Lelang Beton BPPBJ Bermasalah, KP3I : Inspektorat Pemprov DKI seolah tutup mata

Ilustrasi gambar (istimewa)

JAKARTAINSIGHT.com | Komite Pemantau dan Pemberdayaan Parlemen Indonesia (KP3I) mempertanyakan kinerja Kepala Inspektorat Pemprov DKI Michael Rolandi C Brata yang terkesan tutup mata karena tidak memeriksa Kepala BPPBJ DKI Blessmiyanda Terkait  dugaan kongkalikong dalam lelang e-Katalog Pengadaan Barang Kategori Beton yang diselenggarakan Badan Pelayanan Pengadaan Barang dan Jasa (BPPBJ) DKI Jakarta.

 

Ketua Divisi Hukum KP3I, Renhad P. SH, memaparkan, dokumen surat permohonan BPPBJ DKI yang berisi Permohonan Penambahan Kategori pada Katalog Lokal di BPPBJ DKI kepada Lembaga Kebijakan Pengadaan Barang/Jasa Pemerintah (LKPP), tidak bisa menjadi dalil pembenar atas pelanggaran prosedur yang dilakukan Bless.

"Itu (surat jawaban LKPP) justru memperkuat bukti jejak pelanggaran yang sistematis, yang direncanakan BPPBJ. Karena, surat LKPP menekankan bahwa perusahaan Penyedia Katalog Elektronik mutlak harus berbadan usaha Prinsipal Produsen atau mata rantai pasok terdekat dari Prinsipal alias agen Prinsipal," kata Renhad kepada wartawan, di kawasan Utan Kayu, Jakarta Timur, Minggu (6/10/2019).

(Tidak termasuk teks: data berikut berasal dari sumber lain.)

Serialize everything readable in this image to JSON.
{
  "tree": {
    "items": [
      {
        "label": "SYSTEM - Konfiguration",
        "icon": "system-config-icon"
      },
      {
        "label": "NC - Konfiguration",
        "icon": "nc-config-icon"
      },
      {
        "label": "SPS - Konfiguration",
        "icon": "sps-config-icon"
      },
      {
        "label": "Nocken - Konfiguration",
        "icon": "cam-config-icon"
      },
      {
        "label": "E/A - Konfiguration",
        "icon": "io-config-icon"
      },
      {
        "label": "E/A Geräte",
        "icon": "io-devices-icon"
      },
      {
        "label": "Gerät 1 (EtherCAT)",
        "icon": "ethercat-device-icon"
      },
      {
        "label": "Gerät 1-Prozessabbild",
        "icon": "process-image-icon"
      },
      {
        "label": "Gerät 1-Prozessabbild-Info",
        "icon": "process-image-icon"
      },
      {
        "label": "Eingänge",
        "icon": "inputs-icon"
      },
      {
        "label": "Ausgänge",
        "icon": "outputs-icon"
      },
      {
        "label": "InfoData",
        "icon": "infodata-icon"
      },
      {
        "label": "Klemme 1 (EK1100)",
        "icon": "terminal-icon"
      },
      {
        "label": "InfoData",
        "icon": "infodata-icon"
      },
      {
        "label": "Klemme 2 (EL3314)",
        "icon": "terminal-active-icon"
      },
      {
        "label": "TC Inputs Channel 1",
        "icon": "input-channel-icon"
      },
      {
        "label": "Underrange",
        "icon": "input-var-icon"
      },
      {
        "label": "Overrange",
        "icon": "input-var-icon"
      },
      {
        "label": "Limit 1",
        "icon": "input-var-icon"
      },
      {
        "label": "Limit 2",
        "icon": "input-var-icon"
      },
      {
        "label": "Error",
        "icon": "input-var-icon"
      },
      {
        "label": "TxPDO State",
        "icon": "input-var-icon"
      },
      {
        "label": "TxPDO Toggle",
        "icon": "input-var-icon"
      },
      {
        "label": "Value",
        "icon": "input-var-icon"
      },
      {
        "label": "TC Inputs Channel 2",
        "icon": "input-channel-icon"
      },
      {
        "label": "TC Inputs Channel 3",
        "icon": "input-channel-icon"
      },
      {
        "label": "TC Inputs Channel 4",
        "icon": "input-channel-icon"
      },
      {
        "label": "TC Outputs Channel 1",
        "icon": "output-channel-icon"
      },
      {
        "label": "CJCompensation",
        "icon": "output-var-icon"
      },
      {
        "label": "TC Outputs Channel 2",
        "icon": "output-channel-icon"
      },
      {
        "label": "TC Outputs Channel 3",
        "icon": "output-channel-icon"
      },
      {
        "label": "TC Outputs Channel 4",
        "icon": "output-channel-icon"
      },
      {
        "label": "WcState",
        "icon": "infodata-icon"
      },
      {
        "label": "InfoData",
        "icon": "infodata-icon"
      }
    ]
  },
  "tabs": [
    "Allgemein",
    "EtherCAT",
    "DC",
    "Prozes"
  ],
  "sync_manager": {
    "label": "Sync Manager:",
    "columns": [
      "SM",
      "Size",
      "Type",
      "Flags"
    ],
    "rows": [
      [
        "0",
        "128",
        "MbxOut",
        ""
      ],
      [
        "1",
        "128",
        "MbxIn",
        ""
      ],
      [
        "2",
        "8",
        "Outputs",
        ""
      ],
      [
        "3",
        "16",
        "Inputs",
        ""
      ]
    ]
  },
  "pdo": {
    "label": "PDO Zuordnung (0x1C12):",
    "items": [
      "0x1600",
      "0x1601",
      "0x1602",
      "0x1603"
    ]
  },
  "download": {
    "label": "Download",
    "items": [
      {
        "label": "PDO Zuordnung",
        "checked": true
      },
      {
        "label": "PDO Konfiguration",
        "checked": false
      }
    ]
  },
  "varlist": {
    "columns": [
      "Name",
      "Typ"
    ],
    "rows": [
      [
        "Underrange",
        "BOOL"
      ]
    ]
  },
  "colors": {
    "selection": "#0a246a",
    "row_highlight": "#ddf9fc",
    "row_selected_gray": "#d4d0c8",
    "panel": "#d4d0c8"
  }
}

Renhad mengungkapkan, “Mengacu pada surat jawaban LKPP kepada BPPBJ DKI, mestinya yang dilakukan seleksi terlebih dahulu adalah perusahaan-perusahaan Prinsipal Produsen. Apabila Prinsipal Produsen tidak ada yang memenuhi syarat, atau dengan kata lain jika tidak tersedia Perusahaan Prinsipal Produsen, baru kemudian BPPBJ boleh menyeleksi perusahaan penyedia jasa yang memiliki izin usaha jasa konstruksi dan sertifikat badan usaha.”

"Tetapi ini kan tidak, tahapan seleksi atau evaluasi terhadap Prinsipal Produsen untuk kategori Beton, Precast dan Beton Rapid Setting tidak pernah dilakukan, dan BPPBJ langsung meloloskan perusahaan jasa konstruksi," ujar Renhad.

"Lagi pula, ini kan Ibu Kota Jakarta, di sini ada banyak perusahaan Penyedia Katalog Elektronik berbadan usaha Prinsipal Produsen atau mata rantai pasok terdekat dari Prinsipal alias agen Prinsipal, sebagaimana perintah LKKP. Kalau di daerah, mungkin bisa jadi Prinsipal Produsen tidak tersedia," sambung Renhad.

Sebelumnya, pihak Direktur Center for Budget Analysis (CBA), Uchok Sky Khadafi menyampaikan, "Buat saya, lelangnya tidak usah dibatalin, jalan terus saja, agar di ujung lelang ini ada bukti untuk dibawa ke ranah hukum," ujar Uchok.

Menurut Ucok, evaluasi pelaksanaan dan akuntabilitas kinerja SKPD menjadi tanggung jawab Inspektorat sebagai pengawas di lingkungan Pemprov DKI.

Kepala Inspektorat Pemprov DKI, Michael Rolandi C Brata harus pro aktif dengan cara memeriksa Kepala BPPBJ DKI Blessmiyanda. Kalau perlu, inspertokrat harus bekerja sama dengan Kejati DKI untuk mengungkap modus pengadaan (beton) ini," kata Uchok kepada wartawan, Jakarta, Kamis (3/10/2019).